R. Non mi riferisco tanto ai presupposti tecnici (mezzi e collegamenti in sicurezza) o giuridici (compatibilità con il profilo professionale), ma a quelli culturali. Lo smart working presuppone un “patto” tra lavoratore e datore di lavoro, e questo patto si basa sulla fiducia. Se l’amministrazione non si fida del dipendente e se il dipendente abusa dello strumento, l’istituto non può funzionare, e non c’è regolamento che tenga. Questo a me pare l’elemento principale. È chiaro che l’altra faccia della medaglia della fiducia è la responsabilizzazione del lavoratore.

D. C’è dell’altro?

R. Si. Credo che su questo strumento il rapporto con il proprio dirigente responsabile sia centrale. Non solo perché costituisce il primo livello del rapporto di fiducia organizzazione-dipendente, ma anche perché diventa fondamentale nella determinazione delle attività da poter svolgere da remoto, nella verifica dei risultati e nell’individuazione di eventuali correttivi.

D. Quindi, riepilogando: 1) fiducia nel lavoratore (e sua responsabilizzazione), 2) rapporto con il proprio dirigente. C’è dell’altro?

R. Si. Credo che lo smart working non possa essere un elemento isolato rispetto agli altri strumenti di gestione (flessibile) del personale. Abbiamo detto che lo smart working non è il telelavoro con un nome più accattivante. È un completamento flessibile (in termini di tempo e di spazio) di un orario di lavoro che presuppone comunque la presenza fisica in Istituto. Andrebbe quindi coordinato con gli altri istituti contrattuali per consentire una maggiore flessibilità al lavoratore, dove questa è praticabile. Ricordiamoci che con le misure di distanziamento sociale e con la capienza massima dei mezzi pubblici che non tornerà, almeno a breve, ai livelli antecedenti alla pandemia, occorrerà necessariamente ripensare i tempi di lavoro e provare a dribblare gli orari di punta.

D. Bene, almeno in teoria. Quali sono gli ostacoli di ordine pratico che lei intravede all’interno del Besta?

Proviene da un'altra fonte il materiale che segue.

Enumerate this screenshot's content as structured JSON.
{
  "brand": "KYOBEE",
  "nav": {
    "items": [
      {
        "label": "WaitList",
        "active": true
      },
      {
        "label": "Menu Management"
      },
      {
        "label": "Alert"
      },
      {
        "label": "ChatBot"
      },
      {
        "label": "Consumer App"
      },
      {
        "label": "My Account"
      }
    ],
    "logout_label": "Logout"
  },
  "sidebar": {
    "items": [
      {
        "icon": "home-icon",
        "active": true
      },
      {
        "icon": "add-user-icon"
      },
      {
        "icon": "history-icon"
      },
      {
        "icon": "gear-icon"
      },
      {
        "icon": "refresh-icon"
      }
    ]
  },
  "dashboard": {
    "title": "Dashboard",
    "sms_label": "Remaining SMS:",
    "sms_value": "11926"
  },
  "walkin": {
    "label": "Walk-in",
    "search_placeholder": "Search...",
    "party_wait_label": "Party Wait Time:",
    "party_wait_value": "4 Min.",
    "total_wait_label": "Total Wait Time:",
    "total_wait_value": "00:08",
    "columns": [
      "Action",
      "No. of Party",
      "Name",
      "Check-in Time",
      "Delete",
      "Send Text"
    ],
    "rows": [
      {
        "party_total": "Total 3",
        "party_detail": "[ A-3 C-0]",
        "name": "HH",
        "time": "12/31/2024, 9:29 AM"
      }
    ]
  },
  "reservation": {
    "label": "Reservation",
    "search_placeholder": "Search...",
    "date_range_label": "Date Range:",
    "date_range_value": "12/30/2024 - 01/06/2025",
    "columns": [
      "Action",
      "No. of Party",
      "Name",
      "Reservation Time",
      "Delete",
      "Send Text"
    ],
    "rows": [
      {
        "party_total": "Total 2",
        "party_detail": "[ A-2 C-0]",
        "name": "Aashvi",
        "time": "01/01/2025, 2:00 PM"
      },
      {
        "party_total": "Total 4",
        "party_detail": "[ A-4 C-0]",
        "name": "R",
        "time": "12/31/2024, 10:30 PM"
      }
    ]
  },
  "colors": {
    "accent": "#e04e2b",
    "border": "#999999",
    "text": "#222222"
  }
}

R. Ne intravedo almeno tre.

Il primo è indissolubilmente legato alla natura delle attività svolte dal Besta. Siamo un IRCCS ma rimaniamo comunque un ospedale, con le esigenze di assistenza dei pazienti e con un’importante parte dei nostri professionisti che deve necessariamente operare in presenza.

Il secondo, legato al primo, riguarda l’equità. Potremmo avere medici o infermieri che, per la tipologia di attività svolta o per l’Unità Operativa di assegnazione, possono usufruire dell’istituto. È chiaro che se le eccezioni non sono gestite in modo trasparente e -per l’appunto- equo, c’è il rischio di malumori e lamentele che non vanno certo nella direzione di migliorare il clima aziendale ed il benessere organizzativo.

D. Ed il terzo?

R. Terzo, e qui parlo come delegazione trattante di parte pubblica, abbiamo oggi una pletora di organismi con i quali confrontarci sull’argomento: non solo il CUG, che storicamente nasce per dedicarsi a temi di conciliazione famiglia-lavoro, ma anche l’Organismo paritetico per l’innovazione, previsto dal CCNL del Comparto, e l’Organismo paritetico previsto dal CCNL della Dirigenza sanitaria. Avevamo suggerito di procedere all’accorpamento in un unico organismo, come altre aziende sanitarie hanno fatto, ma il nostro consiglio non è stato recepito. Questo finirà inevitabilmente per allungare i tempi ma anche per depotenziare le proposte che perverranno, soprattutto se le stesse dovessero risultare in contraddizione tra di loro. Io rimango convinto che dal confronto con le rappresentanze dei lavoratori possano sempre uscire delle proposte migliorative, purché il confronto avvenga con un perimetro spazio-temporale certo e definito. Vedremo. In ogni caso, e chiudo con una nota di ottimismo, non mi sembrano degli ostacoli insormontabili.